Genetic testing offers great hope for future progress in treating diseases since individuals can in many instances reduce the consequences of genetic defects if they find out about them sufficiently early. For example, a woman who discovers through a simple blood that she has a BRCA1 or BRCA 2 defect has an extremely high chance of getting breast cancer if she does nothing about it. However, she can greatly reduce her risk of breast cancer by having her ovaries removed, and by other more extreme surgeries.
On the other hand, if little can be done to combat the adverse health consequences from having serious genetic defects, individuals may not want to know about them. This would explain why many persons with a high chance of having a genetic mutation that guarantees they will eventually get Huntington's Disease never take the simple test to determine whether they have this mutation since nothing is known yet about how to moderate the deadly consequences of Huntington's.
Particularly where successful health interventions can reduce the medical consequences of a genetic defect, individuals would like to have health insurance prior to taking a test to determine whether they carry that defect. Insurance prior to testing is a viable form of insurance since persons with similar risks ex ante can be pooled in determining insurance rates. Companies would be willing to offer insurance on genetic defects prior to testing since at that stage they would generally be at least as well informed, and often would be better informed, than individuals are about the chances of their having genetic defects. The premium for coverage of any particular genetic defect would then be determined by the product of the probability of having that defect multiplied by the cost of treating it. The premium would vary across different pools of individuals who have different probabilities of testing positive, and different treatment costs. The added premium to cover this risk would be small if the defect was not common, or if treatment costs were not major.
One major problem arises when individuals get tested before seeking insurance, and only take the extra insurance coverage when they discover that they carry a serious genetic defect. Of course, insurance companies would ask applicants if they have already been tested, but applicants for insurance conceal information about their HIV status and other diseases that would raise the cost of coverage if they revealed positive test results. The fear of insurance companies that they would be less well informed about these risks than those applying for insurance because applicants conceal information about testing is what makes these companies want to test many applicants before offering them insurance. Unfortunately, there is nothing to insure after testing since those individuals who test negative do not want coverage, while in the absence of controls over premiums, individuals who test positive would have to pay the full cost of any treatment.
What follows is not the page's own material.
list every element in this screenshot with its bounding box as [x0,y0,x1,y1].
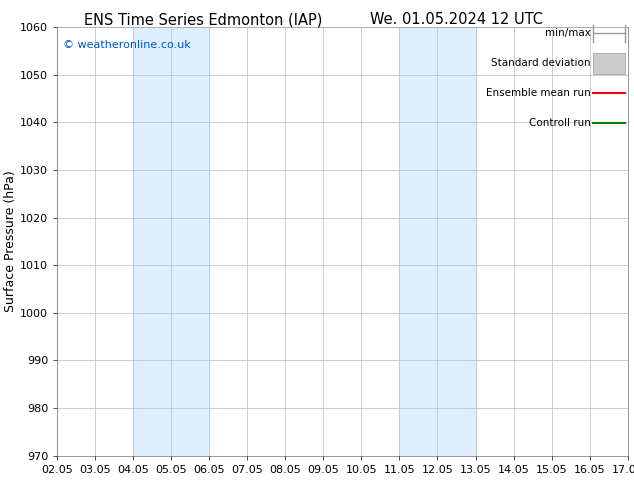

The looming Congressional law on testing would try to handle this problem by forbidding insurance companies to raise premiums to individuals with genetic defects. This only introduces one more regulation in insurance markets, and there are already too many of them. A better way is to penalize individuals who withhold information from insurance companies about the outcomes of genetic tests. If the penalties were set high enough to effectively deter lying about test outcomes on applications for insurance, individuals would then have an incentive to seek insurance against the risk of genetic defects prior to taking any genetic test. Under these conditions, companies would offer insurance that would reflect the expected costs prior to testing of insuring individuals with different risks of genetic defects. Companies might require testing of persons after they are insured if knowledge about whether they were carriers of defects would significantly reduce the cost of preventing or moderating the disease if it eventually occurred.
One major problem remains even if insurance companies tested everyone with a reasonable risk of having genetic defects after they had insurance. Individuals who test negative afterwards would not want to continue to pay the extra premium they had been initially charged when they had a higher than average risk of having a genetic defect. They would threaten to change insurance companies if their premiums were not lowered. Insurance companies would then be left in the initially high-risk pool only with those who tested positive, and they would force these persons to pay the higher premiums appropriate for their high risk revealed ex post. Companies would then again want to know prior to providing insurance whether individuals are positive or negative, and they would then adjust their premiums according to the results.
The fundamental problem here is the inability to write long-term individual health insurance contracts that commit both insurance companies and individuals to remain together for an extended time period. This contractual limitation distorts other risks in the insurance market as well. Individuals who are revealed to be healthier than average as they age will seek insurance rates that take account of this information even though initially they paid rates that were adjusted to their expected health status. Individuals who are revealed over time to have worse health than expected will either lose their insurance coverage or face much higher premiums.
Health insurance coverage through large employee groups helps mitigate the problem caused by genetic testing. Individuals who test negative are not likely to change employers in order to take advantage of this information to get lower premiums since this adjustment in premium would generally form a small part of their overall compensation. Similarly, employees who are revealed to have genetic defects do not impose large costs on employers or other employees unless they are a large fraction of total employment. Of course, employer based health insurance under present arrangements is defective because employees who change jobs may have trouble finding employment if they tested positive for a genetic defect. The solution to this problem is to encourage a move toward a system that allows health coverage portability, so that coverage moves with employees when they change jobs.